W drogę do nowego miejsca
11.20 – przyjechała firma przeprowadzkowa, a ty jesteś na szczęście gotowy. Dobrze, że pod ręką było tak dużo kartonów. Dzięki temu pakowanie sprawnie poszło i wszystko udało się metodycznie poukładać.
11.40 – fachowcy od przeprowadzki biorą się za to, co robią najlepiej. A ty możesz pozwolić sobie na chwilę wytchnienia i zaparzasz sobie ostatnią kawkę w starej siedzibie firmy. Nieco rozrzewnienia wlewa się wszystkim do serca. Ty i twoi znajomi z pracy przecież lubiliście to miejsce. Oby nowe okazało się co najmniej tak samo dobre, a może lepsze. Siedzisz z laptopem na kolanach i ukradkiem podglądasz, co się dzieje wokół ciebie. Pracownicy firmy przeprowadzkowej działają bardzo sprawnie. Nie spodziewałeś się, że można tak szybko przenieść całą zawartość całkiem sporego biura.

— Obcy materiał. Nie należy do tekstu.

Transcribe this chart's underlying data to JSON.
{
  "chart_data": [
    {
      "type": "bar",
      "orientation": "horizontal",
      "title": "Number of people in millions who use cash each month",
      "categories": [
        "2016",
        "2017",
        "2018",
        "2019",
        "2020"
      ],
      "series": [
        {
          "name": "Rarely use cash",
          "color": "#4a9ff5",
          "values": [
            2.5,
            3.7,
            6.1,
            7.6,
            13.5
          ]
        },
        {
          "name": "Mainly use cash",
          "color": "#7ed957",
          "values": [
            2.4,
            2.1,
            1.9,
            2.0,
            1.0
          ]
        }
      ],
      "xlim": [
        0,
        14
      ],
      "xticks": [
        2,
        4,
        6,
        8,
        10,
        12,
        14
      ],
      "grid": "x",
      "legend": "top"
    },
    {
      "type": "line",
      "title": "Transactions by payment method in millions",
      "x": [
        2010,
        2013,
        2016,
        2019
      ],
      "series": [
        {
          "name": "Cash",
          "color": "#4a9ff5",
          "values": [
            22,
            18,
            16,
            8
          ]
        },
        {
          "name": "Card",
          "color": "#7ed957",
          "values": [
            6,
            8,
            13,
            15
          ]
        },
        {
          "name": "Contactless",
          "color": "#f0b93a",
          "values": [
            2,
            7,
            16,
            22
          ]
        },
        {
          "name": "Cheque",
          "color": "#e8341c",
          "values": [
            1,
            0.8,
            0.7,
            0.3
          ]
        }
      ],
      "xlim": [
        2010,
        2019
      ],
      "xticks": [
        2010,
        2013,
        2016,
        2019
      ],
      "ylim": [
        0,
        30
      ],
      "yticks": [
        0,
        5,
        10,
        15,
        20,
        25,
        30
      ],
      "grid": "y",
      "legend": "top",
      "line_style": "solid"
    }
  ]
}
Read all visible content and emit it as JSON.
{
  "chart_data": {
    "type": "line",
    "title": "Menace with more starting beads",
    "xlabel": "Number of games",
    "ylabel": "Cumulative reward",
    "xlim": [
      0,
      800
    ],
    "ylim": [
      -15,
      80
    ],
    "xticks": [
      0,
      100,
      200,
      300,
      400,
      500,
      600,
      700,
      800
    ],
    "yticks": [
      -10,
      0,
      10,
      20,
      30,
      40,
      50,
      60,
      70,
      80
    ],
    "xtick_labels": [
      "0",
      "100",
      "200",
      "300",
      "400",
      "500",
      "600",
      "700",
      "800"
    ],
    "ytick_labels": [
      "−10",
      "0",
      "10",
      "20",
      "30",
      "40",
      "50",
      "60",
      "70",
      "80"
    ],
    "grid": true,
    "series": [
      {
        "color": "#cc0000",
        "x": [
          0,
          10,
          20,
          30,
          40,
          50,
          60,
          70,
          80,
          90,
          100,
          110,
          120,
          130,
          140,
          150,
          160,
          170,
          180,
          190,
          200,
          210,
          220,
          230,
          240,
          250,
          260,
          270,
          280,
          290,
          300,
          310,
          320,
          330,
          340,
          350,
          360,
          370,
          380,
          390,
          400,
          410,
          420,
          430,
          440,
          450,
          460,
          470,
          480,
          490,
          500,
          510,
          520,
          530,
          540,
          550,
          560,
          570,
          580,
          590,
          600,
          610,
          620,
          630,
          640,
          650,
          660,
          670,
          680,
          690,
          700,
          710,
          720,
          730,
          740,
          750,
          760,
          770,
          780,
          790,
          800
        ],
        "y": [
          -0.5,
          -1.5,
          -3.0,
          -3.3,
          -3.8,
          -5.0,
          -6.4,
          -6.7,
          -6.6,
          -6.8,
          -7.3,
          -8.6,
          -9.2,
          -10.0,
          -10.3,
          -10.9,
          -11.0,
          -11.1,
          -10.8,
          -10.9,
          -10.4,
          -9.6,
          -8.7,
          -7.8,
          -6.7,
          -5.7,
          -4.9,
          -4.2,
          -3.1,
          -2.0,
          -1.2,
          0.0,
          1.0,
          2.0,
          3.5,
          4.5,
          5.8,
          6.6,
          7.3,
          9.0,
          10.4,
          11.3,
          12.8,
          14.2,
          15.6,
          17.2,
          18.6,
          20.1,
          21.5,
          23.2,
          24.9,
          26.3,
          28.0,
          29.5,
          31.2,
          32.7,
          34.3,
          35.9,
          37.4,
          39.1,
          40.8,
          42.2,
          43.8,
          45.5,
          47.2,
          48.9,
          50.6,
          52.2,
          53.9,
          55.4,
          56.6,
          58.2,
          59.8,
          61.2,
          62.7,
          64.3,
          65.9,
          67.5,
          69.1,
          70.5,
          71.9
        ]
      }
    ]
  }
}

13.40 – nowa siedziba firmy jest całkiem niedaleko. Szybko dojechaliście na miejsce mimo wciąż padającego śniegu. Biuro robi wrażenie. Wszystko przestronne i nowoczesne. Już wiesz, że będzie ci się tu dobrze pracowało – uff, kamień z serca.
14.20 – przyjeżdża firma przeprowadzkowa. Panowie sprawnie zabierają się do rozpakowywania samochodów. Dobrze, że wszystko zostało prawidłowo oznakowane przy pakowaniu. Nie ma wątpliwości, które meble czy pudła gdzie zanieść. Na samym początku wygląda to, jak mały armagedon, ale po jakimś czasie wszystko zaczyna nabierać ładu i składu. Meble trafiają na swoje miejsce. Pudła kartonowe poukładane są we właściwych pokojach, kwiaty dojechały w całości. Uff…
16.00 – na pozór ciężki dzień w pracy dobiega końca. Wcale nie było tak źle. Dobrze, że przeprowadzką zajęła się profesjonalna firma przeprowadzkowa.
16.15 – kończysz dzień w pracy. Dzięki sprawnej organizacji cała akcja z przenoszeniem firmy w nowe miejsce przeszła bezboleśnie. Twój poranny koszmar może odejść w zapomnienie, wystarczy tylko jutro rozpakować pudła i można pracować w nowym miejscu. Wychodzisz z biura, a śnieg cały czas pada, tyle tylko, że teraz nie jest to upiorna wizja koszmarnego dnia. Teraz wiesz, że wrócisz do domu i ulepisz z dzieciakami bałwana.